Lieferdienste

    Ein Verdrängungswettbewerb, bei dem niemand verdient

    06:19 Minuten
    Ein Fahrradkurier ist für den Essenslieferdienst Wolt in einer Straße in Berlin-Mitte unterwegs.
    Der Markt ist umkämpft: Nicht nur Wolt, auch Lieferando und Uber Eats liefern Restaurantessen per Fahrradkurier aus. © picture alliance / dpa / dpa-Zentralbild / Jens Kalaene
    Erik Maier im Gespräch mit Nicole Dittmer · 26.08.2021
    Audio herunterladen
    Delivery Hero hat fast eine Milliarde Euro Verlust gemeldet. Wie ist das möglich in einer Zeit, in der Lieferdienste boomen? Der Markt sei hart umkämpft und darum derzeit nicht profitabel, sagt Erik Maier von der Handelshochschule Leipzig.
    Im Homeoffice keine Lust zu kochen, also schnell mal den Lieferservice kontaktiert. Nach Feierabend keine Erlaubnis, ins Restaurant zu gehen, da wird die Pizza eben bestellt. Zu den Gewinnern der Coronakrise, könnte man meinen, müssten auf jeden Fall die Lieferdienste gehören. Doch nun wurde bekannt, dass Delivery Hero seine Verluste trotz Wachstum im ersten Halbjahr mehr als verdoppelt hat. Der Mutterkonzern von Lieferdiensten wie Foodora und Pizza.de verbuchte fast eine Milliarde Euro Verlust.
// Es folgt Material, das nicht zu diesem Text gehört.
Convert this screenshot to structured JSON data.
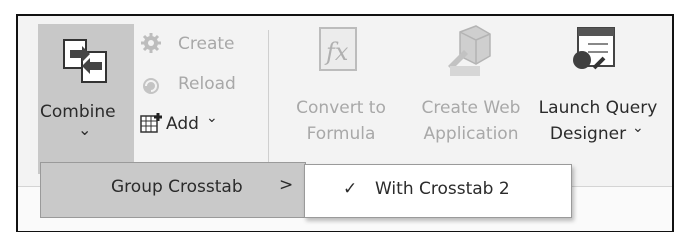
{
  "ribbon": {
    "combine": {
      "label": "Combine",
      "chevron": "⌄",
      "icon": "combine-icon"
    },
    "small_buttons": [
      {
        "label": "Create",
        "icon": "create-icon",
        "enabled": false
      },
      {
        "label": "Reload",
        "icon": "reload-icon",
        "enabled": false
      },
      {
        "label": "Add",
        "chevron": "⌄",
        "icon": "add-icon",
        "enabled": true
      }
    ],
    "convert": {
      "line1": "Convert to",
      "line2": "Formula",
      "icon": "formula-icon",
      "enabled": false
    },
    "create_web": {
      "line1": "Create Web",
      "line2": "Application",
      "icon": "web-app-icon",
      "enabled": false
    },
    "launch_query": {
      "line1": "Launch Query",
      "line2": "Designer",
      "chevron": "⌄",
      "icon": "query-designer-icon",
      "enabled": true
    }
  },
  "menu": {
    "group_crosstab": {
      "label": "Group Crosstab",
      "arrow": ">"
    },
    "flyout": {
      "check": "✓",
      "label": "With Crosstab 2",
      "checked": true
    }
  },
  "colors": {
    "selected_bg": "#c8c8c8",
    "disabled_text": "#a8a8a8",
    "ribbon_bg": "#f3f3f3"
  }
}
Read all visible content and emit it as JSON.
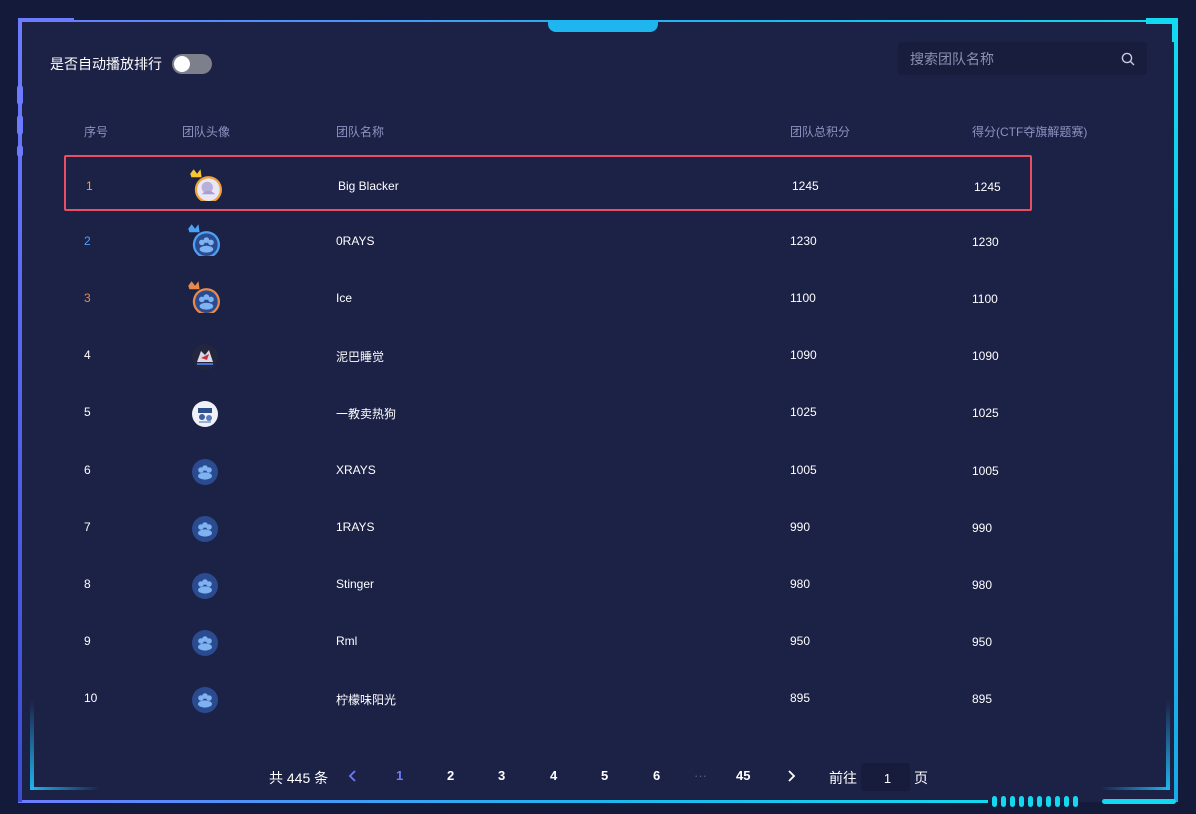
{
  "autoplay": {
    "label": "是否自动播放排行",
    "enabled": false
  },
  "search": {
    "placeholder": "搜索团队名称"
  },
  "table": {
    "headers": {
      "rank": "序号",
      "avatar": "团队头像",
      "name": "团队名称",
      "total": "团队总积分",
      "ctf": "得分(CTF夺旗解题赛)"
    },
    "rows": [
      {
        "rank": "1",
        "name": "Big Blacker",
        "total": "1245",
        "ctf": "1245",
        "avatar": "crown-gold-avatar",
        "rank_color": "#f0a13a"
      },
      {
        "rank": "2",
        "name": "0RAYS",
        "total": "1230",
        "ctf": "1230",
        "avatar": "crown-blue-avatar",
        "rank_color": "#4ea0f5"
      },
      {
        "rank": "3",
        "name": "Ice",
        "total": "1100",
        "ctf": "1100",
        "avatar": "crown-orange-avatar",
        "rank_color": "#e9894a"
      },
      {
        "rank": "4",
        "name": "泥巴睡觉",
        "total": "1090",
        "ctf": "1090",
        "avatar": "wolf-avatar",
        "rank_color": "#ffffff"
      },
      {
        "rank": "5",
        "name": "一教卖热狗",
        "total": "1025",
        "ctf": "1025",
        "avatar": "photo-avatar",
        "rank_color": "#ffffff"
      },
      {
        "rank": "6",
        "name": "XRAYS",
        "total": "1005",
        "ctf": "1005",
        "avatar": "team-avatar",
        "rank_color": "#ffffff"
      },
      {
        "rank": "7",
        "name": "1RAYS",
        "total": "990",
        "ctf": "990",
        "avatar": "team-avatar",
        "rank_color": "#ffffff"
      },
      {
        "rank": "8",
        "name": "Stinger",
        "total": "980",
        "ctf": "980",
        "avatar": "team-avatar",
        "rank_color": "#ffffff"
      },
      {
        "rank": "9",
        "name": "Rml",
        "total": "950",
        "ctf": "950",
        "avatar": "team-avatar",
        "rank_color": "#ffffff"
      },
      {
        "rank": "10",
        "name": "柠檬味阳光",
        "total": "895",
        "ctf": "895",
        "avatar": "team-avatar",
        "rank_color": "#ffffff"
      }
    ]
  },
  "pagination": {
    "total_prefix": "共",
    "total_count": "445",
    "total_suffix": "条",
    "pages": [
      "1",
      "2",
      "3",
      "4",
      "5",
      "6"
    ],
    "ellipsis": "···",
    "last_page": "45",
    "current_page": "1",
    "goto_prefix": "前往",
    "goto_value": "1",
    "goto_suffix": "页"
  },
  "colors": {
    "accent": "#6d7bff",
    "cyan": "#14d8ef",
    "highlight_border": "#e94f63",
    "background": "#1c2146"
  }
}
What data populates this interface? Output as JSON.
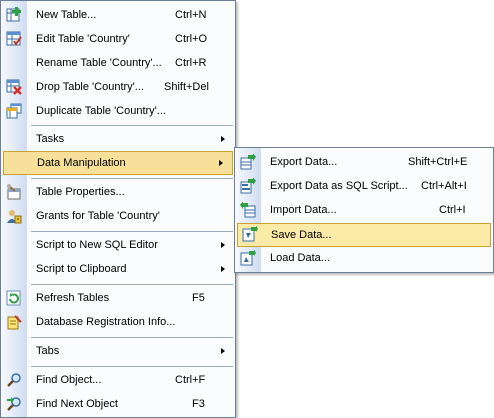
{
  "main_menu": {
    "items": [
      {
        "label": "New Table...",
        "shortcut": "Ctrl+N",
        "icon": "new-table-icon"
      },
      {
        "label": "Edit Table 'Country'",
        "shortcut": "Ctrl+O",
        "icon": "edit-table-icon"
      },
      {
        "label": "Rename Table 'Country'...",
        "shortcut": "Ctrl+R",
        "icon": ""
      },
      {
        "label": "Drop Table 'Country'...",
        "shortcut": "Shift+Del",
        "icon": "drop-table-icon"
      },
      {
        "label": "Duplicate Table 'Country'...",
        "shortcut": "",
        "icon": "duplicate-table-icon"
      },
      {
        "label": "Tasks",
        "shortcut": "",
        "icon": "",
        "submenu": true
      },
      {
        "label": "Data Manipulation",
        "shortcut": "",
        "icon": "",
        "submenu": true,
        "highlighted": true
      },
      {
        "label": "Table Properties...",
        "shortcut": "",
        "icon": "table-properties-icon"
      },
      {
        "label": "Grants for Table 'Country'",
        "shortcut": "",
        "icon": "grants-icon"
      },
      {
        "label": "Script to New SQL Editor",
        "shortcut": "",
        "icon": "",
        "submenu": true
      },
      {
        "label": "Script to Clipboard",
        "shortcut": "",
        "icon": "",
        "submenu": true
      },
      {
        "label": "Refresh Tables",
        "shortcut": "F5",
        "icon": "refresh-icon"
      },
      {
        "label": "Database Registration Info...",
        "shortcut": "",
        "icon": "registration-info-icon"
      },
      {
        "label": "Tabs",
        "shortcut": "",
        "icon": "",
        "submenu": true
      },
      {
        "label": "Find Object...",
        "shortcut": "Ctrl+F",
        "icon": "find-object-icon"
      },
      {
        "label": "Find Next Object",
        "shortcut": "F3",
        "icon": "find-next-icon"
      }
    ]
  },
  "sub_menu": {
    "items": [
      {
        "label": "Export Data...",
        "shortcut": "Shift+Ctrl+E",
        "icon": "export-data-icon"
      },
      {
        "label": "Export Data as SQL Script...",
        "shortcut": "Ctrl+Alt+I",
        "icon": "export-sql-icon"
      },
      {
        "label": "Import Data...",
        "shortcut": "Ctrl+I",
        "icon": "import-data-icon"
      },
      {
        "label": "Save Data...",
        "shortcut": "",
        "icon": "save-data-icon",
        "highlighted": true
      },
      {
        "label": "Load Data...",
        "shortcut": "",
        "icon": "load-data-icon"
      }
    ]
  },
  "colors": {
    "highlight_fill": "#f6e09a",
    "highlight_border": "#c9a233",
    "menu_border": "#6b7f99"
  }
}
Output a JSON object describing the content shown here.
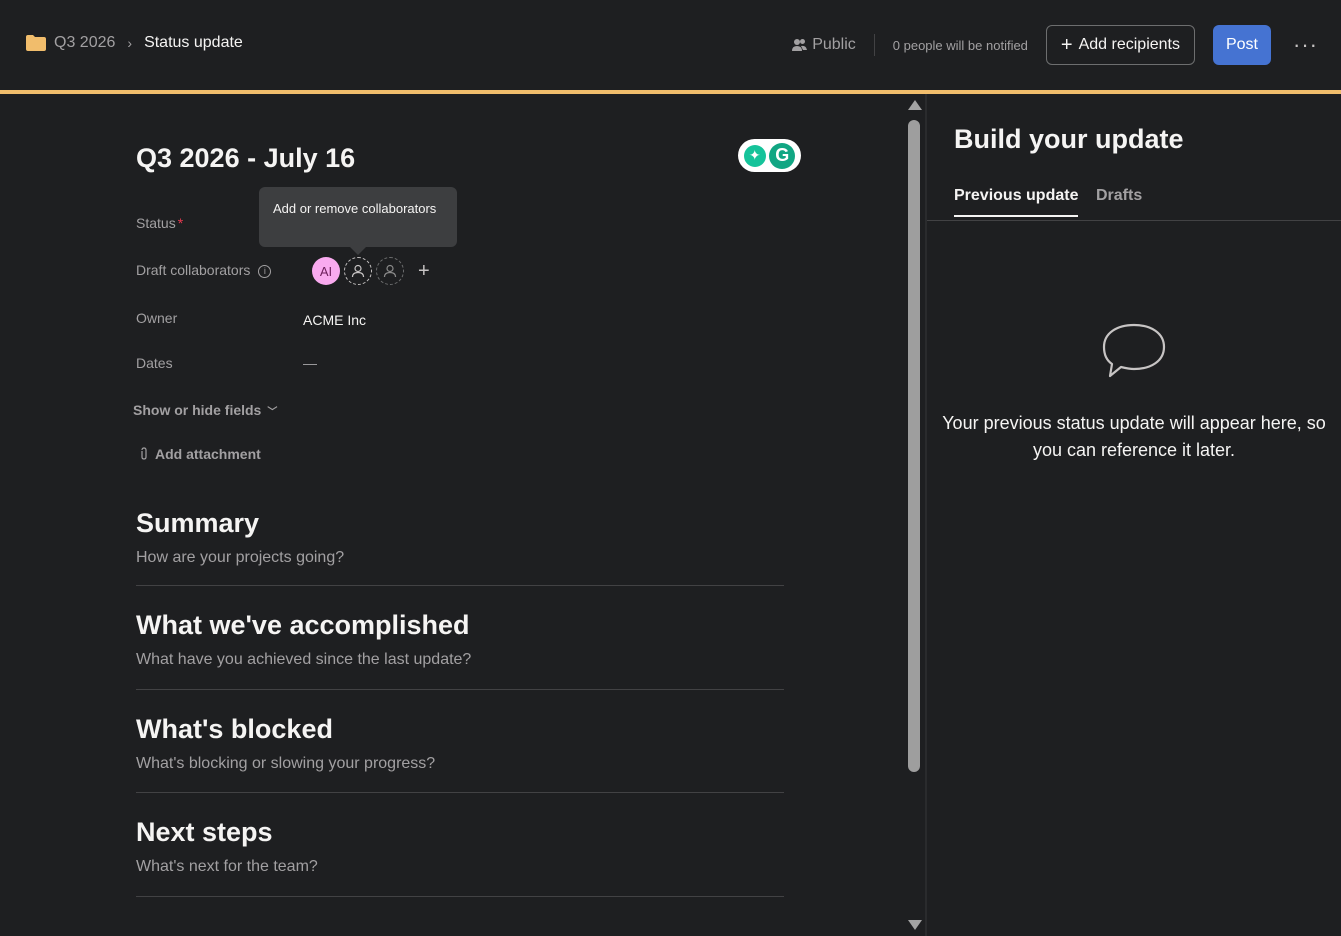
{
  "breadcrumb": {
    "parent": "Q3 2026",
    "current": "Status update"
  },
  "toolbar": {
    "visibility": "Public",
    "notify_text": "0 people will be notified",
    "add_recipients": "Add recipients",
    "post": "Post",
    "more": "···"
  },
  "doc": {
    "title": "Q3 2026 - July 16",
    "tooltip": "Add or remove collaborators",
    "fields": {
      "status_label": "Status",
      "required_mark": "*",
      "collaborators_label": "Draft collaborators",
      "collaborator_initials": "AI",
      "owner_label": "Owner",
      "owner_value": "ACME Inc",
      "dates_label": "Dates",
      "dates_value": "—"
    },
    "show_hide": "Show or hide fields",
    "add_attachment": "Add attachment",
    "sections": [
      {
        "heading": "Summary",
        "placeholder": "How are your projects going?"
      },
      {
        "heading": "What we've accomplished",
        "placeholder": "What have you achieved since the last update?"
      },
      {
        "heading": "What's blocked",
        "placeholder": "What's blocking or slowing your progress?"
      },
      {
        "heading": "Next steps",
        "placeholder": "What's next for the team?"
      }
    ]
  },
  "right_panel": {
    "title": "Build your update",
    "tabs": [
      "Previous update",
      "Drafts"
    ],
    "empty_message": "Your previous status update will appear here, so you can reference it later."
  },
  "colors": {
    "accent_line": "#f1bd6c",
    "post_button": "#4573d2",
    "avatar": "#f9aaef"
  }
}
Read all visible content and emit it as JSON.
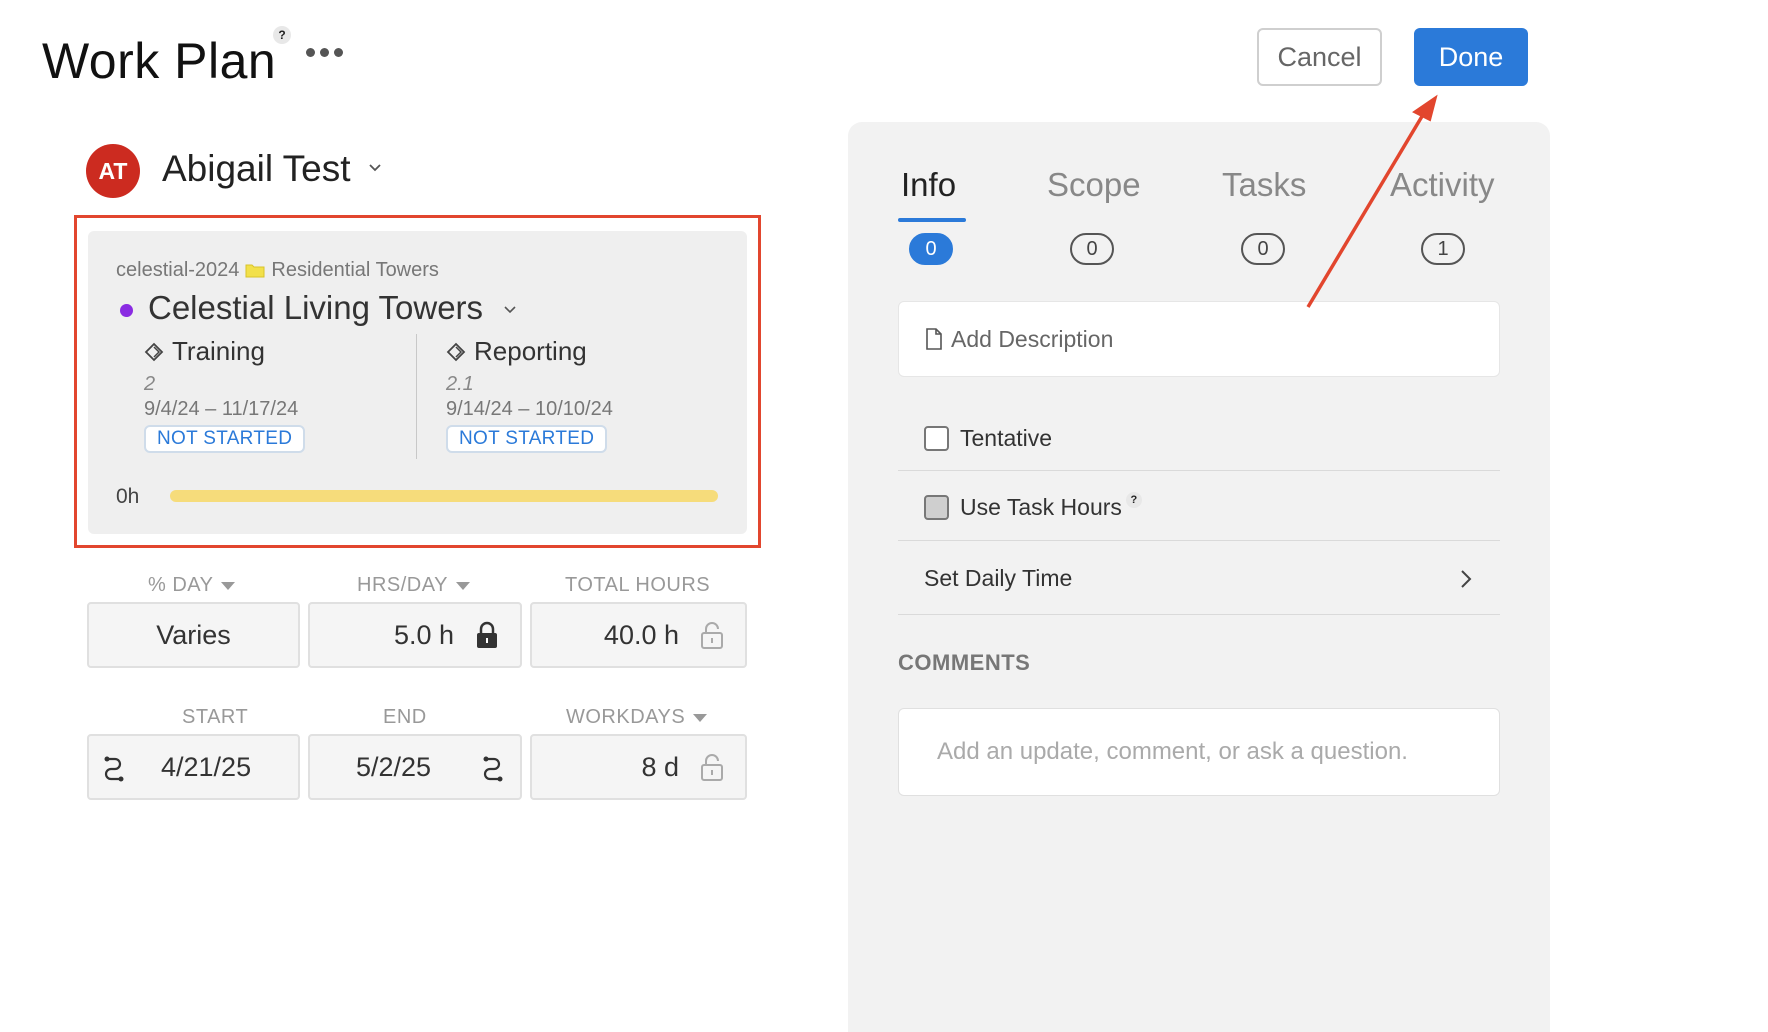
{
  "header": {
    "title": "Work Plan",
    "help": "?",
    "cancel_label": "Cancel",
    "done_label": "Done"
  },
  "member": {
    "initials": "AT",
    "name": "Abigail Test",
    "avatar_color": "#cc2b20"
  },
  "work_card": {
    "project_code": "celestial-2024",
    "folder": "Residential Towers",
    "project_name": "Celestial Living Towers",
    "project_color": "#8a2be2",
    "phases": [
      {
        "name": "Training",
        "number": "2",
        "dates": "9/4/24 – 11/17/24",
        "status": "NOT STARTED"
      },
      {
        "name": "Reporting",
        "number": "2.1",
        "dates": "9/14/24 – 10/10/24",
        "status": "NOT STARTED"
      }
    ],
    "hours": "0h"
  },
  "fields": {
    "pct_day_label": "% DAY",
    "hrs_day_label": "HRS/DAY",
    "total_hours_label": "TOTAL HOURS",
    "pct_day_value": "Varies",
    "hrs_day_value": "5.0 h",
    "total_hours_value": "40.0 h",
    "start_label": "START",
    "end_label": "END",
    "workdays_label": "WORKDAYS",
    "start_value": "4/21/25",
    "end_value": "5/2/25",
    "workdays_value": "8 d"
  },
  "panel": {
    "tabs": [
      {
        "label": "Info",
        "count": "0"
      },
      {
        "label": "Scope",
        "count": "0"
      },
      {
        "label": "Tasks",
        "count": "0"
      },
      {
        "label": "Activity",
        "count": "1"
      }
    ],
    "description_placeholder": "Add Description",
    "tentative_label": "Tentative",
    "use_task_hours_label": "Use Task Hours",
    "help": "?",
    "daily_time_label": "Set Daily Time",
    "comments_heading": "COMMENTS",
    "comment_placeholder": "Add an update, comment, or ask a question."
  },
  "colors": {
    "accent": "#2b7ad9",
    "highlight": "#e2462e",
    "progress": "#f6dc7b"
  }
}
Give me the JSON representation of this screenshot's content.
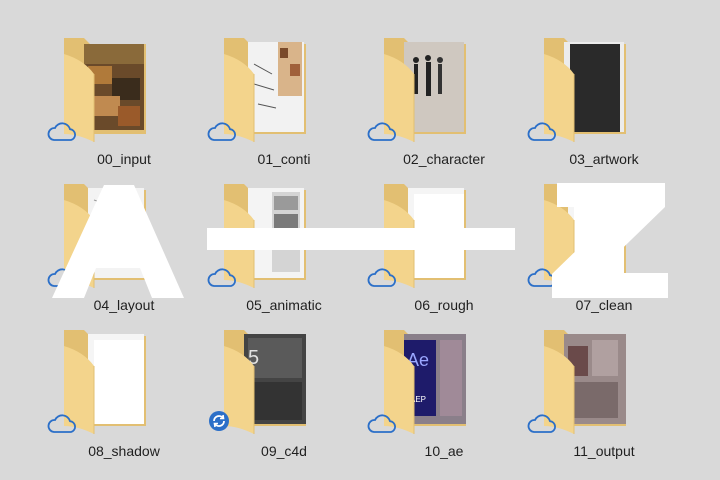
{
  "folders": [
    {
      "label": "00_input",
      "status": "cloud",
      "preview": "painting"
    },
    {
      "label": "01_conti",
      "status": "cloud",
      "preview": "sketch-color"
    },
    {
      "label": "02_character",
      "status": "cloud",
      "preview": "character-sheet"
    },
    {
      "label": "03_artwork",
      "status": "cloud",
      "preview": "dark-art"
    },
    {
      "label": "04_layout",
      "status": "cloud",
      "preview": "line-sketch"
    },
    {
      "label": "05_animatic",
      "status": "cloud",
      "preview": "storyboard"
    },
    {
      "label": "06_rough",
      "status": "cloud",
      "preview": "blank"
    },
    {
      "label": "07_clean",
      "status": "cloud",
      "preview": "blank"
    },
    {
      "label": "08_shadow",
      "status": "cloud",
      "preview": "blank"
    },
    {
      "label": "09_c4d",
      "status": "sync",
      "preview": "c4d-screen"
    },
    {
      "label": "10_ae",
      "status": "cloud",
      "preview": "ae-file"
    },
    {
      "label": "11_output",
      "status": "cloud",
      "preview": "city-photo"
    }
  ],
  "overlay": {
    "left_letter": "A",
    "right_letter": "Z"
  },
  "ae_icon_text": "Ae",
  "ae_icon_sub": "AEP",
  "c4d_icon_text": "5",
  "colors": {
    "background": "#d9d9d9",
    "folder_back": "#e7c77d",
    "folder_front": "#f5d68e",
    "cloud_stroke": "#2b6fc8",
    "overlay": "#ffffff"
  }
}
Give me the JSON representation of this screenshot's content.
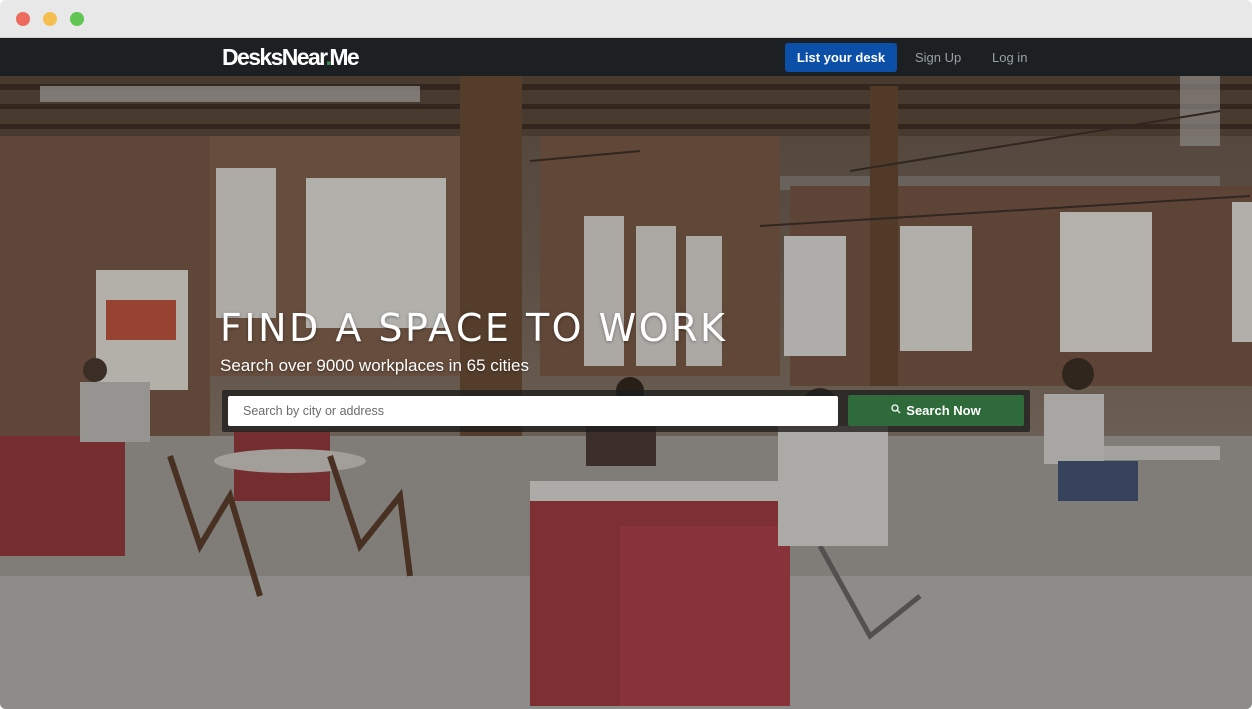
{
  "navbar": {
    "logo_part1": "Desks",
    "logo_part2": "Near",
    "logo_dot": ".",
    "logo_part3": "Me",
    "list_desk_label": "List your desk",
    "signup_label": "Sign Up",
    "login_label": "Log in"
  },
  "hero": {
    "headline": "FIND A SPACE TO WORK",
    "subheadline": "Search over 9000 workplaces in 65 cities",
    "search_placeholder": "Search by city or address",
    "search_button_label": "Search Now",
    "search_icon": "search-icon"
  },
  "colors": {
    "navbar_bg": "#1d2022",
    "primary_button": "#0b4fa8",
    "search_button": "#2f6b3a",
    "logo_dot": "#3b8d4f"
  }
}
    Marketing ist teuer, Wachstum auch

    Wie passen die vermeintliche Konjunktur der Lieferdienste in Coronazeiten und diese Verluste zusammen? "Es ist ein sehr wettbewerbsintensives Geschäftsmodell", erklärt Erik Maier, Juniorprofessor für Handels- und Multi-Channel-Management an der Handelshochschule Leipzig. Auf dem Markt der Essenslieferdienste konkurrierten Delivery Hero, Lieferando, Wolt und Uber Eats. Die Unternehmen müssten permanent viel Geld für Werbung ausgeben, damit die Kunden bei ihnen und nicht bei der Konkurrenz bestellen.
    Die Verluste signalisierten nicht, dass Delivery Hero auf der Strecke geblieben sei. Vielmehr sei das Unternehmen, das nur zehn Prozent seines Umsatzes in Europa mache, stark international gewachsen, sagt Maier. "Das starke Wachstum verschlingt einfach ziemlich viele Ressourcen und kostet Geld."
    Die Unprofitabilität des Liefergeschäfts sei auch im Plattformmodell begründet. Bei einer Essensbestellung über eine der Lieferplattformen gingen zwischen 10 und 30 Prozent des Umsatzes an das jeweilige Unternehmen. "Das heißt, es bleibt am Ende auch bei denen gar nicht so viel hängen."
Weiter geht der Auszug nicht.